Alternative work arrangements that allow a worker to telecommute from home can offer significant benefits to both the employee and employer. For the employee, working at home can eliminate time spent commuting. For the employer, fewer onsite employees can reduce the amount of office space it must lease.
But there could be one drawback to allowing an employee to telecommute, particularly if the employee resides in a state other than where the employer operates. Most state tax departments believe that an out-of-state company could be subject to their income tax solely because of the presence of one or more employees who telecommute from a home located within the state’s borders. Nearly all of the states take this position--even if the employee’s activities are limited to back-office functions such as payroll or product development tasks such as computer coding.
This is consistent with a New Jersey ruling on the issue inTelebright Corporation Inc. v.New JerseyDirector, Division of Taxation, 25 N.J. Tax 333 (N.J. Tax Ct. Mar. 24, 2010), aff'd 424 N.J. Super. 384 (March 2, 2012). In that case, a taxpayer based in Maryland allowed an employee to telecommute from home in New Jersey on a full-time basis. The employee developed and wrote software code, sending it electronically to the taxpayer's computer in Maryland.

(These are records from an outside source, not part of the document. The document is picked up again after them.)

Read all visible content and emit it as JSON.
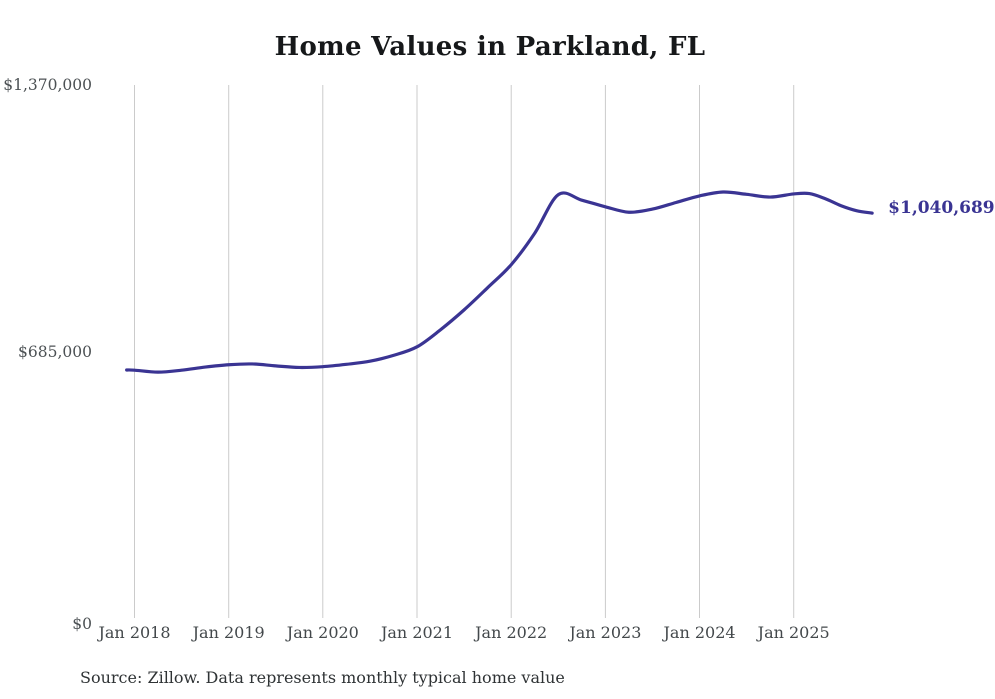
{
  "title": "Home Values in Parkland, FL",
  "latest_value_label": "$1,040,689",
  "source_note": "Source: Zillow. Data represents monthly typical home value",
  "colors": {
    "line": "#3a3493",
    "latest_value_label": "#3a3493",
    "gridline": "#cbcbcb",
    "axis_tick_label": "#4a4f52",
    "title": "#16181a",
    "source_note": "#2f3335",
    "background": "#ffffff"
  },
  "chart_data": {
    "type": "line",
    "title": "Home Values in Parkland, FL",
    "xlabel": "",
    "ylabel": "",
    "ylim": [
      0,
      1370000
    ],
    "grid": "vertical-only",
    "legend": "none",
    "y_ticks": [
      {
        "value": 0,
        "label": "$0"
      },
      {
        "value": 685000,
        "label": "$685,000"
      },
      {
        "value": 1370000,
        "label": "$1,370,000"
      }
    ],
    "x_ticks": [
      {
        "date": "2018-01",
        "label": "Jan 2018"
      },
      {
        "date": "2019-01",
        "label": "Jan 2019"
      },
      {
        "date": "2020-01",
        "label": "Jan 2020"
      },
      {
        "date": "2021-01",
        "label": "Jan 2021"
      },
      {
        "date": "2022-01",
        "label": "Jan 2022"
      },
      {
        "date": "2023-01",
        "label": "Jan 2023"
      },
      {
        "date": "2024-01",
        "label": "Jan 2024"
      },
      {
        "date": "2025-01",
        "label": "Jan 2025"
      }
    ],
    "series": [
      {
        "name": "Monthly typical home value",
        "points": [
          [
            "2017-12",
            637500
          ],
          [
            "2018-01",
            637000
          ],
          [
            "2018-04",
            632000
          ],
          [
            "2018-07",
            637000
          ],
          [
            "2018-10",
            645000
          ],
          [
            "2019-01",
            651000
          ],
          [
            "2019-04",
            653000
          ],
          [
            "2019-07",
            648000
          ],
          [
            "2019-10",
            644000
          ],
          [
            "2020-01",
            646000
          ],
          [
            "2020-04",
            652000
          ],
          [
            "2020-07",
            660000
          ],
          [
            "2020-10",
            675000
          ],
          [
            "2021-01",
            697000
          ],
          [
            "2021-04",
            741000
          ],
          [
            "2021-07",
            792000
          ],
          [
            "2021-10",
            849000
          ],
          [
            "2022-01",
            908000
          ],
          [
            "2022-04",
            989000
          ],
          [
            "2022-07",
            1088000
          ],
          [
            "2022-10",
            1074000
          ],
          [
            "2023-01",
            1057000
          ],
          [
            "2023-04",
            1043000
          ],
          [
            "2023-07",
            1051000
          ],
          [
            "2023-10",
            1068000
          ],
          [
            "2024-01",
            1085000
          ],
          [
            "2024-04",
            1095000
          ],
          [
            "2024-07",
            1089000
          ],
          [
            "2024-10",
            1082000
          ],
          [
            "2025-01",
            1090000
          ],
          [
            "2025-03",
            1091000
          ],
          [
            "2025-05",
            1078000
          ],
          [
            "2025-07",
            1060000
          ],
          [
            "2025-09",
            1047000
          ],
          [
            "2025-11",
            1040689
          ]
        ],
        "last_point_annotation": "$1,040,689"
      }
    ]
  }
}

The New Jersey T ax Court found the employee's daily presence in New Jersey satisfied the substantial-nexus requirement of the Commerce Clause because the corporation enjoyed the benefits of the state's labor market. On appeal, the New Jersey Superior Court affirmed. The court reasoned that the employee's activities in the state constituted “doing business” as defined by New Jersey's statute and regulations. Due Process arguments were rejected, with the court finding that the imposition of tax was justified because the employee was working on a full-time basis in the state for the taxpayer. The court reasoned that if the employee violated the restrictive covenants in her employment contract, relief could be sought in New Jersey courts. As a result, the taxpayer had sufficient minimum contacts with New Jersey to permit taxation.
For the Bloomberg BNA 2013 Survey of State Tax Departments, 36 states, plus the District of Columbia and New York City, said income tax nexus would result for an out-of-state corporation with employees that telecommute from homes within their jurisdiction. As in prior years, most of these states said that their position would remain the same even if the corporation had made no sales in the state or the employees telecommuted for only part of their total work time.
Most of the states (33) also said nexus would arise from a single telecommuter who performed back office administrative business functions, such as payroll, as opposed to direct customer service or other activities directly related to the employer's commercial business activities. Thirty-four jurisdictions said nexus would be triggered by a single telecommuting employee who performs product development functions, such as computer coding.